Once a loosely regulated bunch, private equity firms might have to register as broker-dealers or find their ability to charge transaction fees or provide bank-like services impaired. These are the very services that help them attract portfolio companies.
The Securities and Exchange Commission rocked the private equity world last month when agency officials settled with private equity firm Blackstreet Capital Management for $3.1 million, signaling in a three-page agreement that if private equity firms want to charge transaction fees, they might have to register. According to the June 1 settlement, Blackstreet ran afoul of regulators by engaging in brokerage activity related to the acquisition and disposition of portfolio companies without registering as a broker-dealer.
Private equity firms perform a number of services for their portfolio companies, such as help them raise capital and assist with mergers and acquisitions.
Registration as a broker-dealer is not something private equity firms are eager to do because it is an expensive process and opens these firms up to another set of regulations and regulators, industry insiders and lawyers say. In order to avoid broker-dealer registration, many private equity firms have been offsetting as much as 100% of transaction fees against the management fees and/or carried interest.
“The new concern arising from Blackstreet is that private equity firms may need to become registered as broker-dealers if they engage in investment banking activities for their portfolio companies,” said David Fann, president and CEO of San Diego-based private equity consultant TorreyCove Capital Partners LLC. “This could be a new chapter of regulatory oversight for some private equity firms.”
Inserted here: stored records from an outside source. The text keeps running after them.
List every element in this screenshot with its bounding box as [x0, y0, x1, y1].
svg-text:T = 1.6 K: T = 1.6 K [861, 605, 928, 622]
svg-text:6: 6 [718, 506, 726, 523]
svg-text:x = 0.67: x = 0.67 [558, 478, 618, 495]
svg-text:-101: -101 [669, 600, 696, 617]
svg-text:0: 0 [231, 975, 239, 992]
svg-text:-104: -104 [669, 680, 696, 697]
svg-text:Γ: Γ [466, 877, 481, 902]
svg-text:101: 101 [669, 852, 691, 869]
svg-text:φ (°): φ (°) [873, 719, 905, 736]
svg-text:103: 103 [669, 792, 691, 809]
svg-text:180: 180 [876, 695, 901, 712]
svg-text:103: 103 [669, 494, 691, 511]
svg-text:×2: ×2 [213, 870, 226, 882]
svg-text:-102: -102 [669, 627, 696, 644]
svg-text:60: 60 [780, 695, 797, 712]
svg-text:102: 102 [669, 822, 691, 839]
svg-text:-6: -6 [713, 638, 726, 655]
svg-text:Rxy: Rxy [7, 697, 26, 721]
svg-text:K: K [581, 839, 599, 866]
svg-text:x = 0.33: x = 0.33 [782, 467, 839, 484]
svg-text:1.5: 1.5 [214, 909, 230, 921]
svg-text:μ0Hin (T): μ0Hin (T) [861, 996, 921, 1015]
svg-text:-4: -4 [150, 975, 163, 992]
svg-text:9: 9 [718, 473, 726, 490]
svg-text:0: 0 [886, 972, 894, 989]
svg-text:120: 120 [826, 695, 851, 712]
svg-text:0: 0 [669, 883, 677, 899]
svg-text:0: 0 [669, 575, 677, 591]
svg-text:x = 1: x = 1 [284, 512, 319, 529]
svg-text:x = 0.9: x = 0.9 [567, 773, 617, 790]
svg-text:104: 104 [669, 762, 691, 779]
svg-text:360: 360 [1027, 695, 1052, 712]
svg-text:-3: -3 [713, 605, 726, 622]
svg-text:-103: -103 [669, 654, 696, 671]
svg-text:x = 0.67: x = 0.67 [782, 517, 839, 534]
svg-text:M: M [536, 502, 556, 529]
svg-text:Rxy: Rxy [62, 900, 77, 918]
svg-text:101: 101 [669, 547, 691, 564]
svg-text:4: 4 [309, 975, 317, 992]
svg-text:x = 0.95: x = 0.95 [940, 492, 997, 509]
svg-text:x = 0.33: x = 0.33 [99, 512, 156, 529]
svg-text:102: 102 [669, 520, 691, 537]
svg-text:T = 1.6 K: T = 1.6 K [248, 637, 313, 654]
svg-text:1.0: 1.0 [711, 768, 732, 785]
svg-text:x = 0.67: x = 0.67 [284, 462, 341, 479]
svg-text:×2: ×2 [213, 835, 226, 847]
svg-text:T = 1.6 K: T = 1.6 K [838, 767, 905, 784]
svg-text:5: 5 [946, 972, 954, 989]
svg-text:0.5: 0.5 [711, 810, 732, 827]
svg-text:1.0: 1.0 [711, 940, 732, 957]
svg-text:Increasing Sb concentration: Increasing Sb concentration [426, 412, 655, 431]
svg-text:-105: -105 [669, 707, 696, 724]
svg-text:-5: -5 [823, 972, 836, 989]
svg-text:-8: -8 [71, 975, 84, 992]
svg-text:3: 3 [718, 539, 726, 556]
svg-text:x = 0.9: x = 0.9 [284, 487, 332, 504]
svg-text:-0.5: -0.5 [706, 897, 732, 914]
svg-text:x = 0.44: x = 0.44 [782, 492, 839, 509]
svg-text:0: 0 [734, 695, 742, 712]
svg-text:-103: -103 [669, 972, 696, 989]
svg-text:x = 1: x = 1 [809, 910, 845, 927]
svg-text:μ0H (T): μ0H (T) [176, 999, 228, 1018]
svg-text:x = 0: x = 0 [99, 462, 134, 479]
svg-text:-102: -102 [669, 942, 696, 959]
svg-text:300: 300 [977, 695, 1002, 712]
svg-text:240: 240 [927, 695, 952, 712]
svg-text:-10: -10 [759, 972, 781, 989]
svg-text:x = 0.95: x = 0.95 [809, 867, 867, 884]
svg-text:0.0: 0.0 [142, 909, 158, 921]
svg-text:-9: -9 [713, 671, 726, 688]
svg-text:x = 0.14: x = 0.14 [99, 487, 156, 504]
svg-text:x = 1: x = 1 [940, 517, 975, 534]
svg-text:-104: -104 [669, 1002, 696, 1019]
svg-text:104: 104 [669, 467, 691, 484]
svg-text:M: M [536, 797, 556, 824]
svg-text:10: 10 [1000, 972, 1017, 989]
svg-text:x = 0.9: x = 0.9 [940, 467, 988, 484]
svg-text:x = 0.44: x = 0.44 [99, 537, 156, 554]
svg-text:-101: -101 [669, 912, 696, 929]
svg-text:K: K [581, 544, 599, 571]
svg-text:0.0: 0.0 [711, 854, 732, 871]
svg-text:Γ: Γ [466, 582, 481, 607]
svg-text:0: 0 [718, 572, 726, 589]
The issue of registration first came up in a 2013 speech to the American Bar Association by David Blass, then chief counsel in the SEC's division of trading and markets who mentioned that private equity firms were charging transaction fees for investment banking and other banking services. In 2014, the SEC released a no-action letter on the issue, which provided limited relief only for brokers that solely worked on mergers and acquisitions, making relief generally unavailable to most private equity firms, according to a June 21 memo on the issue by law firm Winston & Strawn LLP.